Buku: Memutus Gurita Konflik Etnis

-- Humaidy AS*


Data Buku


• Judul Buku: Strategi Migran Banjar
• Penulis: Taufik Arbain
• Penerbit: LKiS, Yogyakarta
• Cetakan: I , 2009
• Tebal: xxiv + 266 halaman
• ISBN: 978-979-1283-86-9

KONFLIK di Indonesia bukan sesuatu yang baru, tetapi sudah ada sejak dulu. Bahkan, negeri ini dibangun dengan sebuah konflik sosial yang amat luas, terutama dengan kolonialisme. Mungkinkah konflik sosial pudar di negeri ini?

Di era pemerintahan Orde Baru, konflik sosial sangat dikontrol di bawah politik stabilitas Soeharto yang sangat efektif dalam rangka menciptakan kondisi pembangunan ekonomi yang berorientasi pada pertumbuhan. Dengan politik SARA (suku, agama, ras dan antar-golongan) rezim Orde Baru yang birokratis-militeristik berhasil meredam konflik sosial ke tingkat yang sangat minimal. Namun, selanjutnya, belakangan ini konflik cenderung bergerak vertikal, antara negara (state) versus rakyat (society), daripada konflik (sosial) horizontal, antar-golongan, etnis, atau kelas dalam masyarakat.

Konflik, atas dasar apa pun, terlebih konflik etnis, niscaya selalu membawa perubahan sikap dan perilaku, baik bagi etnis yang bertikai maupun etnis yang tidak terlibat pertikaian. Sebagai contoh, masih segar dalam ingatan potret suram sejarah negeri ini tentang betapa konflik antara etnis Dayak dan Madura di Kalimantan Tengah benar-benar memberi dampak bagi eksistensi masyarakat lantaran disharmoni sosial, ekonomi, dan politik yang dimiliki masing-masing etnis.

Strategi adaptasi

Untuk menghindari terjadinya konflik serupa pada masa mendatang, Taufik Arbain melalui pengamatannya yang dibukukan dengan judul Strategi Migrasi Banjar ini menekankan perlu adanya rekonstruksi strategi adaptasi guna menjaga keseimbangan hubungan antar-etnis. Buku yang dirangkai dalam rentang waktu 2002-2008 ini memotret dengan cermat fenomena adaptasi yang dilakukan oleh komunitas Banjar terhadap penduduk asli sebagai upaya mempertahankan eksistensi mereka di Palangkaraya, terutama pascaperistiwa berdarah antara etnis Madura dan Dayak di Kalimantan Tengah.

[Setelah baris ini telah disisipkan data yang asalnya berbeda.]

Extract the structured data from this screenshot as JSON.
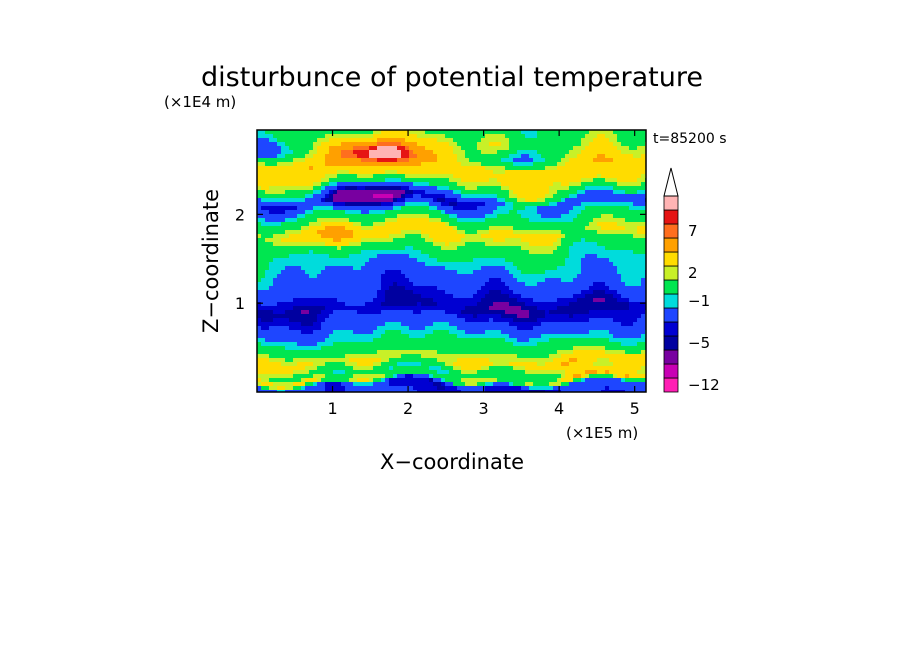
{
  "chart_data": {
    "type": "heatmap",
    "title": "disturbunce of potential temperature",
    "xlabel": "X−coordinate",
    "ylabel": "Z−coordinate",
    "x_unit": "(×1E5 m)",
    "y_unit": "(×1E4 m)",
    "time_label": "t=85200 s",
    "xlim": [
      0,
      5.15
    ],
    "ylim": [
      0,
      2.95
    ],
    "x_ticks": [
      {
        "value": 1,
        "label": "1"
      },
      {
        "value": 2,
        "label": "2"
      },
      {
        "value": 3,
        "label": "3"
      },
      {
        "value": 4,
        "label": "4"
      },
      {
        "value": 5,
        "label": "5"
      }
    ],
    "y_ticks": [
      {
        "value": 1,
        "label": "1"
      },
      {
        "value": 2,
        "label": "2"
      }
    ],
    "colorbar": {
      "levels": [
        {
          "color": "#ff1eb4",
          "label": "−12"
        },
        {
          "color": "#c800b4",
          "label": ""
        },
        {
          "color": "#7800a0",
          "label": ""
        },
        {
          "color": "#0000a0",
          "label": "−5"
        },
        {
          "color": "#0000d2",
          "label": ""
        },
        {
          "color": "#1e46ff",
          "label": ""
        },
        {
          "color": "#00dcdc",
          "label": "−1"
        },
        {
          "color": "#00e650",
          "label": ""
        },
        {
          "color": "#c8f028",
          "label": "2"
        },
        {
          "color": "#ffdc00",
          "label": ""
        },
        {
          "color": "#ffa000",
          "label": ""
        },
        {
          "color": "#ff6e1e",
          "label": "7"
        },
        {
          "color": "#e61414",
          "label": ""
        },
        {
          "color": "#ffb4b4",
          "label": ""
        }
      ],
      "extend_max": true,
      "extend_color": "#ffffff"
    },
    "layers": [
      {
        "z": 0.08,
        "theta": -3.0
      },
      {
        "z": 0.15,
        "theta": 3.0
      },
      {
        "z": 0.22,
        "theta": 0.5
      },
      {
        "z": 0.35,
        "theta": 3.5
      },
      {
        "z": 0.5,
        "theta": 1.0
      },
      {
        "z": 0.7,
        "theta": -1.5
      },
      {
        "z": 0.95,
        "theta": -4.5
      },
      {
        "z": 1.15,
        "theta": -2.5
      },
      {
        "z": 1.4,
        "theta": -1.0
      },
      {
        "z": 1.6,
        "theta": 0.5
      },
      {
        "z": 1.8,
        "theta": 3.5
      },
      {
        "z": 2.0,
        "theta": 0.0
      },
      {
        "z": 2.15,
        "theta": -3.5
      },
      {
        "z": 2.35,
        "theta": 2.5
      },
      {
        "z": 2.55,
        "theta": 5.0
      },
      {
        "z": 2.75,
        "theta": 3.0
      },
      {
        "z": 2.95,
        "theta": 1.0
      }
    ],
    "features": [
      {
        "x": 1.5,
        "z": 2.7,
        "theta": 6.5
      },
      {
        "x": 3.4,
        "z": 2.6,
        "theta": -6.0
      },
      {
        "x": 1.4,
        "z": 2.25,
        "theta": -5.5
      },
      {
        "x": 3.6,
        "z": 2.15,
        "theta": 4.0
      },
      {
        "x": 1.0,
        "z": 1.75,
        "theta": 2.5
      },
      {
        "x": 4.7,
        "z": 0.25,
        "theta": 2.5
      },
      {
        "x": 0.15,
        "z": 2.7,
        "theta": -4.0
      }
    ]
  }
}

Dalam pandangan penulis, konflik antaretnis merupakan persoalan pelik yang dihadapi bangsa Indonesia berkenaan dengan posisi pendatang dan penduduk asli, seperti kasus yang terjadi di Aceh, Kalbar, Kalteng, Ambon, dan Papua. Kebijakan transmigrasi antarpenduduk dari satu pulau ke pulau lainnya di satu sisi membawa perubahan yang positif, tetapi di sisi lain juga memberikan dampak negatif. Sisi positif berupa pengembangan sumber daya alam pada daerah tujuan, sedangkan sisi negatifnya adalah adanya kesenjangan antara penduduk asli setempat yang kemudian merasa inferior di hadapan penduduk pendatang yang sukses secara ekonomi dan sosial (hlm vii).

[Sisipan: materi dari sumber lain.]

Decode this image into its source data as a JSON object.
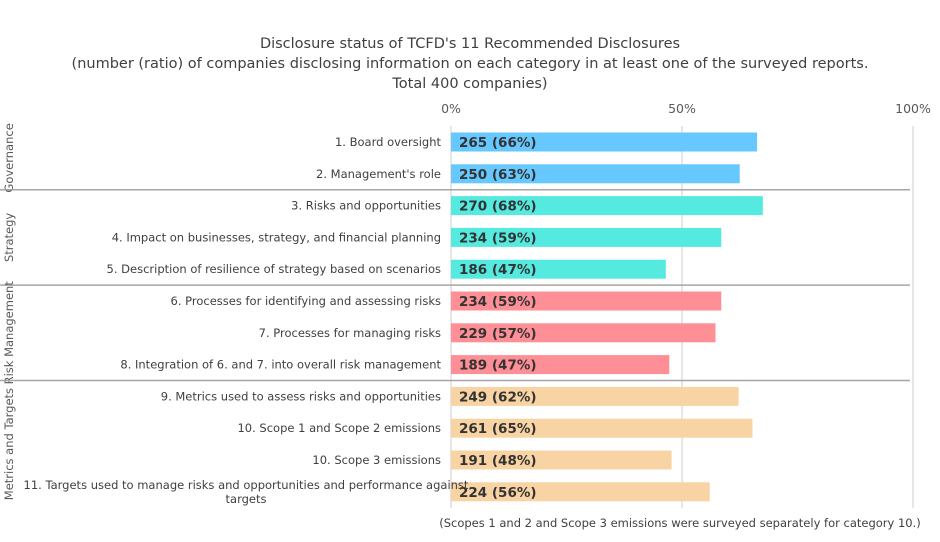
{
  "chart_data": {
    "type": "bar",
    "orientation": "horizontal",
    "title": [
      "Disclosure status of TCFD's 11 Recommended Disclosures",
      "(number (ratio) of companies disclosing information on each category in at least one of the surveyed reports.",
      "Total 400 companies)"
    ],
    "total": 400,
    "xlim": [
      0,
      100
    ],
    "x_ticks": [
      "0%",
      "50%",
      "100%"
    ],
    "grid": true,
    "note": "(Scopes 1 and 2 and Scope 3 emissions were surveyed separately for category 10.)",
    "groups": [
      {
        "name": "Governance",
        "color": "#66C8FF",
        "items": [
          {
            "label": [
              "1. Board oversight"
            ],
            "count": 265,
            "value_label": "265 (66%)"
          },
          {
            "label": [
              "2. Management's role"
            ],
            "count": 250,
            "value_label": "250 (63%)"
          }
        ]
      },
      {
        "name": "Strategy",
        "color": "#55EADF",
        "items": [
          {
            "label": [
              "3. Risks and opportunities"
            ],
            "count": 270,
            "value_label": "270 (68%)"
          },
          {
            "label": [
              "4. Impact on businesses, strategy, and financial planning"
            ],
            "count": 234,
            "value_label": "234 (59%)"
          },
          {
            "label": [
              "5. Description of resilience of strategy based on scenarios"
            ],
            "count": 186,
            "value_label": "186 (47%)"
          }
        ]
      },
      {
        "name": "Risk Management",
        "color": "#FF8F96",
        "items": [
          {
            "label": [
              "6. Processes for identifying and assessing risks"
            ],
            "count": 234,
            "value_label": "234 (59%)"
          },
          {
            "label": [
              "7. Processes for managing risks"
            ],
            "count": 229,
            "value_label": "229 (57%)"
          },
          {
            "label": [
              "8. Integration of 6. and 7. into overall risk management"
            ],
            "count": 189,
            "value_label": "189 (47%)"
          }
        ]
      },
      {
        "name": "Metrics and Targets",
        "color": "#F8D3A3",
        "items": [
          {
            "label": [
              "9. Metrics used to assess risks and opportunities"
            ],
            "count": 249,
            "value_label": "249 (62%)"
          },
          {
            "label": [
              "10. Scope 1 and Scope 2 emissions"
            ],
            "count": 261,
            "value_label": "261 (65%)"
          },
          {
            "label": [
              "10. Scope 3 emissions"
            ],
            "count": 191,
            "value_label": "191 (48%)"
          },
          {
            "label": [
              "11. Targets used to manage risks and opportunities and performance against",
              "targets"
            ],
            "count": 224,
            "value_label": "224 (56%)"
          }
        ]
      }
    ]
  }
}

Realitasnya, masalah penduduk tidak sekadar berbicara soal angka-angka fertilitas, mortalitas, dan migrasi penduduk semata, tetapi persoalan lain yang terkait dengan dinamika kependudukan masa sekarang. Artinya, mobilitas dan migrasi penduduk dengan segala kompleksitasnya, baik menyangkut sosial-ekonomi, sosial-politik, lingkungan dan sosial budaya, menjadi faktor penting untuk melihat hubungan antarpenduduk yang berada di daerah rantau (hlm x).

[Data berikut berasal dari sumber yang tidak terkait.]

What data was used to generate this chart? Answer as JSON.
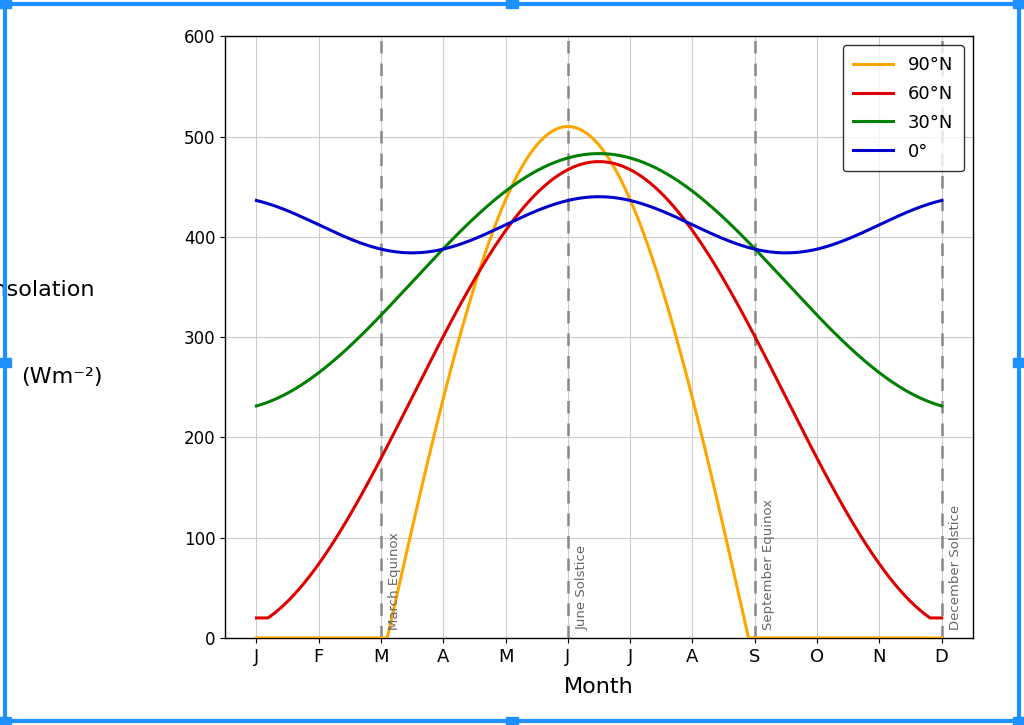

Konflik etnis yang terjadi di Kalimantan Tengah antara Dayak dan Madura (dikenal dengan Konflik Sampit) pada Februari 2001 merupakan bukti nyata realitas pertentangan antara penduduk pendatang dan penduduk asli sebagai puncak dari rentetan pertentangan sebelumnya yang hanya disikapi dengan penyelesaian semu selama masa Orde Baru. Akibatnya, dampak dari konflik tersebut bagi etnis-etnis pendatang, seperti Jawa, Bugis, Bali, Batak, Sunda, Minang, dan tidak terkecuali juga etnis Banjar, harus mengonstruksi ulang pola adaptasi perilaku terhadap penduduk asli. Kondisi ini merupakan konsekuensi dari ”luka-luka konflik”. Teriakan ”putra daerah” harus dipahami sebagai sinyalemen bahwa telah terjadi marjinalisasi peran penduduk asli di tengah-tengah persaingan hidup dengan penduduk pendatang.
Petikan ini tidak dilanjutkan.